Pre-Uber and Lyft, we were car-less, six months away from buying a used Honda Civic from a hippie who was leaving the Bay Area. I should’ve known better when we found out she’d named the car Sylvia, after Plath. A few weeks after buying the car, we discovered she’d neglected to mention the Civic was registered in Pennsylvania, meaning we were on the hook for the $800 registration fee. We spent one memorable grocery shopping trip heading to Safeway via the Muni. The trolley steps were broken. Loaded with grocery bags, a strong and generous stranger gave us a helping hand.

Around this time, we were furnishing the apartment. We borrowed a U-Haul and drove a truck into the Presidio to pick up a plush, cream-colored lounging chair that remains a favorite. We voyaged to Bed, Bath and Beyond, picking up odds and ends for the kitchen, bathroom, and a California King Size bed. The bed was an ocean of comfort, where we spread out without infringing on each other. Our bedroom was strangely situated: a large subterranean room underneath the rest of our apartment. Upon entering the apartment at the garage level there was our living room, 15 feet from the kitchen. Around the corner and down the stairs, you found yourself in a well-furnished cave. The room was dark and cool. It was perfect for sleeping. In retrospect, sometimes sleep is too inviting and becomes an escape for the depressed. These days, with our nearly two-year-old, sleep is almost always inviting, but oversleeping is not an option.

It was during this trip I examined the coffee makers. Cuisinart was more expensive than the basic options, but those 20 percent coupons were enticing. Despite my shallow pockets, I splurged on the Cuisinart model with a one-four cup option, knowing I’d be the only coffee drinker in the house, and imagining a bolder cup of dark roast emerging from the slow-brew, quarter-carafe option.

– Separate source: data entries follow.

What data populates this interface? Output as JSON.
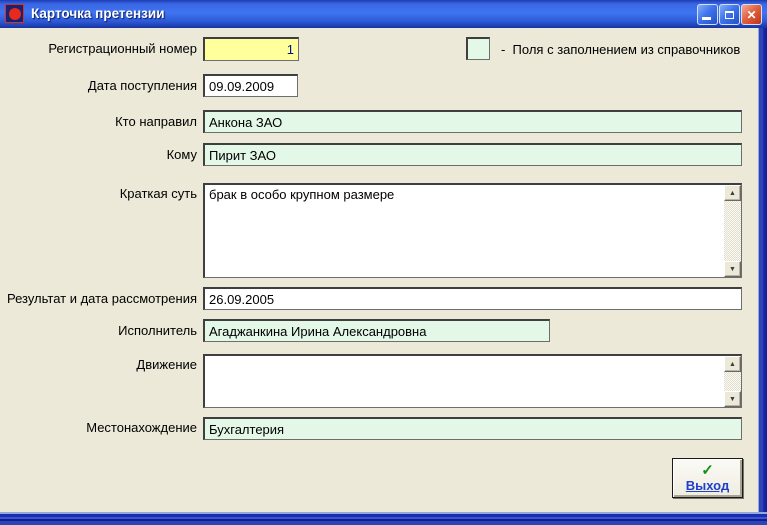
{
  "window": {
    "title": "Карточка претензии"
  },
  "icons": {
    "scroll_up": "▲",
    "scroll_down": "▼",
    "exit_check": "✓",
    "close": "✕"
  },
  "legend": {
    "text": "-  Поля с заполнением из справочников"
  },
  "fields": {
    "reg_number": {
      "label": "Регистрационный номер",
      "value": "1"
    },
    "date_received": {
      "label": "Дата поступления",
      "value": "09.09.2009"
    },
    "sender": {
      "label": "Кто направил",
      "value": "Анкона ЗАО"
    },
    "recipient": {
      "label": "Кому",
      "value": "Пирит ЗАО"
    },
    "summary": {
      "label": "Краткая суть",
      "value": "брак в особо крупном размере"
    },
    "result_date": {
      "label": "Результат и дата рассмотрения",
      "value": "26.09.2005"
    },
    "executor": {
      "label": "Исполнитель",
      "value": "Агаджанкина Ирина Александровна"
    },
    "movement": {
      "label": "Движение",
      "value": ""
    },
    "location": {
      "label": "Местонахождение",
      "value": "Бухгалтерия"
    }
  },
  "buttons": {
    "exit_label": "Выход"
  },
  "colors": {
    "window_background": "#ECE9D8",
    "titlebar_blue": "#3F74F0",
    "highlight_yellow": "#FFFF9C",
    "reference_green": "#E3F8E7",
    "close_button_red": "#D8492A",
    "exit_text_blue": "#1F3FCC",
    "check_green": "#149214",
    "reg_number_text": "#001489"
  }
}
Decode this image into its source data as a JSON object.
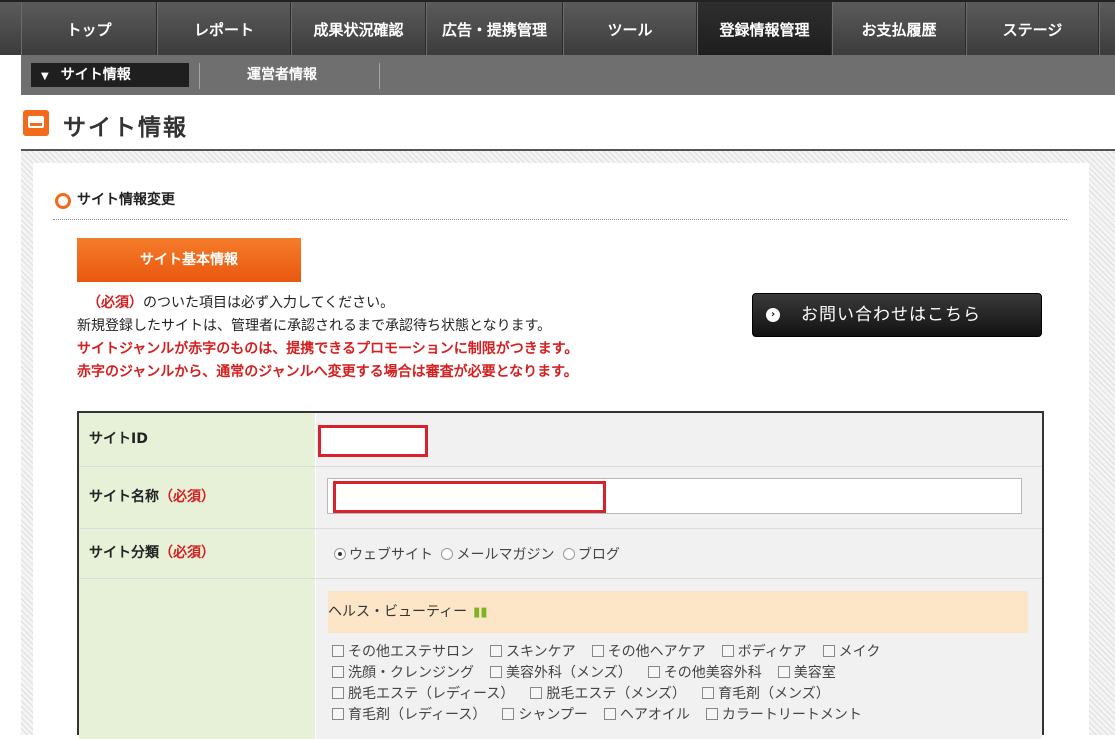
{
  "topnav": {
    "items": [
      "トップ",
      "レポート",
      "成果状況確認",
      "広告・提携管理",
      "ツール",
      "登録情報管理",
      "お支払履歴",
      "ステージ"
    ],
    "active_index": 5
  },
  "subnav": {
    "active": "サイト情報",
    "items": [
      "運営者情報"
    ]
  },
  "page": {
    "title": "サイト情報"
  },
  "section": {
    "heading": "サイト情報変更",
    "tab_label": "サイト基本情報"
  },
  "notes": {
    "required_mark": "（必須）",
    "line1_rest": "のついた項目は必ず入力してください。",
    "line2": "新規登録したサイトは、管理者に承認されるまで承認待ち状態となります。",
    "line3": "サイトジャンルが赤字のものは、提携できるプロモーションに制限がつきます。",
    "line4": "赤字のジャンルから、通常のジャンルへ変更する場合は審査が必要となります。"
  },
  "contact_button": {
    "label": "お問い合わせはこちら"
  },
  "form": {
    "site_id_label": "サイトID",
    "site_name_label": "サイト名称",
    "site_name_req": "（必須）",
    "site_type_label": "サイト分類",
    "site_type_req": "（必須）",
    "site_type_options": [
      "ウェブサイト",
      "メールマガジン",
      "ブログ"
    ],
    "site_type_selected": "ウェブサイト",
    "genre_head": "ヘルス・ビューティー",
    "genres": [
      "その他エステサロン",
      "スキンケア",
      "その他ヘアケア",
      "ボディケア",
      "メイク",
      "洗顔・クレンジング",
      "美容外科（メンズ）",
      "その他美容外科",
      "美容室",
      "脱毛エステ（レディース）",
      "脱毛エステ（メンズ）",
      "育毛剤（メンズ）",
      "育毛剤（レディース）",
      "シャンプー",
      "ヘアオイル",
      "カラートリートメント"
    ]
  },
  "colors": {
    "accent_orange": "#f26a1b",
    "required_red": "#d42020",
    "highlight_box": "#d6232b",
    "label_bg": "#e6f1d8",
    "genre_head_bg": "#fde6c8"
  }
}
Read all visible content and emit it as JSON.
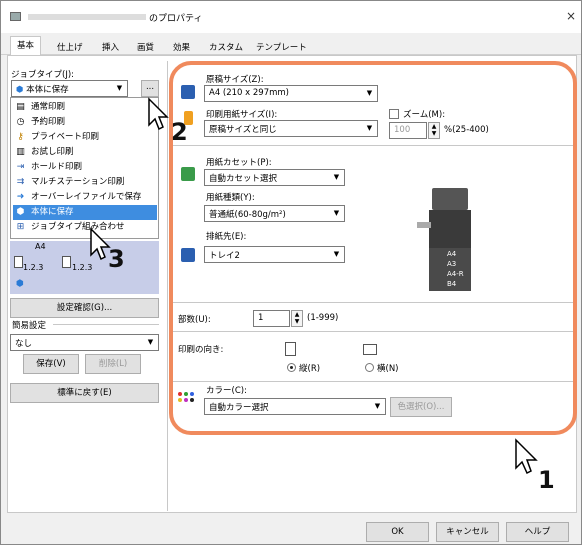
{
  "window": {
    "title_suffix": "のプロパティ",
    "close_glyph": "×"
  },
  "tabs": [
    {
      "label": "基本",
      "active": true
    },
    {
      "label": "仕上げ"
    },
    {
      "label": "挿入"
    },
    {
      "label": "画質"
    },
    {
      "label": "効果"
    },
    {
      "label": "カスタム"
    },
    {
      "label": "テンプレート"
    }
  ],
  "job": {
    "label": "ジョブタイプ(J):",
    "value": "本体に保存",
    "more_button": "...",
    "list": [
      {
        "label": "通常印刷",
        "icon": "document-icon"
      },
      {
        "label": "予約印刷",
        "icon": "clock-icon"
      },
      {
        "label": "プライベート印刷",
        "icon": "key-icon"
      },
      {
        "label": "お試し印刷",
        "icon": "copies-icon"
      },
      {
        "label": "ホールド印刷",
        "icon": "hold-icon"
      },
      {
        "label": "マルチステーション印刷",
        "icon": "multistation-icon"
      },
      {
        "label": "オーバーレイファイルで保存",
        "icon": "overlay-icon"
      },
      {
        "label": "本体に保存",
        "icon": "store-icon",
        "selected": true
      },
      {
        "label": "ジョブタイプ組み合わせ",
        "icon": "combine-icon"
      }
    ]
  },
  "preview": {
    "paper": "A4",
    "count_a": "1.2.3",
    "count_b": "1.2.3"
  },
  "settings_check_button": "設定確認(G)...",
  "easy": {
    "label": "簡易設定",
    "value": "なし",
    "save_button": "保存(V)",
    "delete_button": "削除(L)"
  },
  "restore_button": "標準に戻す(E)",
  "original_size": {
    "label": "原稿サイズ(Z):",
    "value": "A4 (210 x 297mm)"
  },
  "print_size": {
    "label": "印刷用紙サイズ(I):",
    "value": "原稿サイズと同じ"
  },
  "zoom": {
    "label": "ズーム(M):",
    "value": "100",
    "range": "%(25-400)"
  },
  "cassette": {
    "label": "用紙カセット(P):",
    "value": "自動カセット選択"
  },
  "paper_type": {
    "label": "用紙種類(Y):",
    "value": "普通紙(60-80g/m²)"
  },
  "output": {
    "label": "排紙先(E):",
    "value": "トレイ2"
  },
  "printer_trays": [
    "A4",
    "A3",
    "A4-R",
    "B4"
  ],
  "copies": {
    "label": "部数(U):",
    "value": "1",
    "range": "(1-999)"
  },
  "orientation": {
    "label": "印刷の向き:",
    "portrait": "縦(R)",
    "landscape": "横(N)"
  },
  "color": {
    "label": "カラー(C):",
    "value": "自動カラー選択",
    "select_button": "色選択(O)..."
  },
  "footer": {
    "ok": "OK",
    "cancel": "キャンセル",
    "help": "ヘルプ"
  },
  "callouts": {
    "one": "1",
    "two": "2",
    "three": "3"
  },
  "colors": {
    "highlight": "#f08a5d",
    "selection": "#3e8de0",
    "preview_bg": "#c7cde8"
  }
}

Everything about coffee is ritualistic. The Keurig single-serving phenomenon removed part of the ritual. Seeing the actual beans or scooping out the aromatic grounds provides an earthy atmosphere and does less damage to the Earth. China will no longer take our plastic, not to mention how many of those tiny plastic cups are negligently dumped into the trash. Scooping out the grounds, pouring the water, then flicking the switch and waiting for the percolating hiss: this was the ritual. For the last 12 years, the black and silver machine has been one of the first things I see every morning. By the winter of 2009, we set up a perch under the kitchen window for Boumie, our Keeshond, who arrived in our laps in October. I remember hearing the World Series on the radio as we drove back from Yuba City, a tiny town in the foothills of the Sierras. We’d been waiting for Boumie for two years; the breeder we found was careful not to over-breed and well-regarded. Boumie brought life into vivid colors, forcing us out of our heads and into the nature that surrounded us on the cliff’s edge and the rolling green of the public golf course. We endlessly trespassed on the course’s edge. There were hawks in the tall trees, sometimes gliding in the sea breeze. When Boumie was a pup, we were warned by the groundskeepers to always keep him on a leash, as the hawks swooped above.

Not exactly Bob Vila, I managed to construct a rectangular box that jammed securely under the window ledge. He was too little and wobbly to jump up, so we used shoeboxes as steps, teaching him how to climb to his perch treat by treat. As he grew, I’d say, “Go Up!” and he knew what to do, allowing us to move freely about the kitchen.

I remember sitting there at the table, a cool morning breeze swirling his fur as he dozed, eyes half-shut, leaning his head on the ledge and letting out his long, contented sigh. I remember thinking, or maybe saying aloud, “This is nice, Boumie. Enjoy the breeze. Life won’t always be this simple.”

As we were about to move out of that apartment, JoJo arrived in May, 2014. Eight and a half years and countless moving vans blocking the garage entrance as people came and went in that building, as San Francisco became a tech-utopia and rents skyrocketed. JoJo became Harriet Houdini, scampering and flinging herself around the moving boxes that lined the living room in the week before we move.

These days, my coffee ritual involves keeping some of the leftover morning coffee and refrigerating it for the six a.m. toddler-dogs morning routine. Before I begin brewing, I have other obligations, so I reheat yesterday’s mug while I prepare the dog breakfasts, toddler insisting on “helping” with the process.

When I flicked the “brew” switch, yesterday, nothing happened. No light, no percolating. Just a dead machine. I unplugged and re-plugged. Nothing. I immediately knew where I was headed. I found the 20 percent off coupon, packed the morning snacks, and off we went. Only today, after seeing the new machine in the box, can I appreciate how far we’ve come, and how many cups of coffee have sustained me over the last decade with the old one.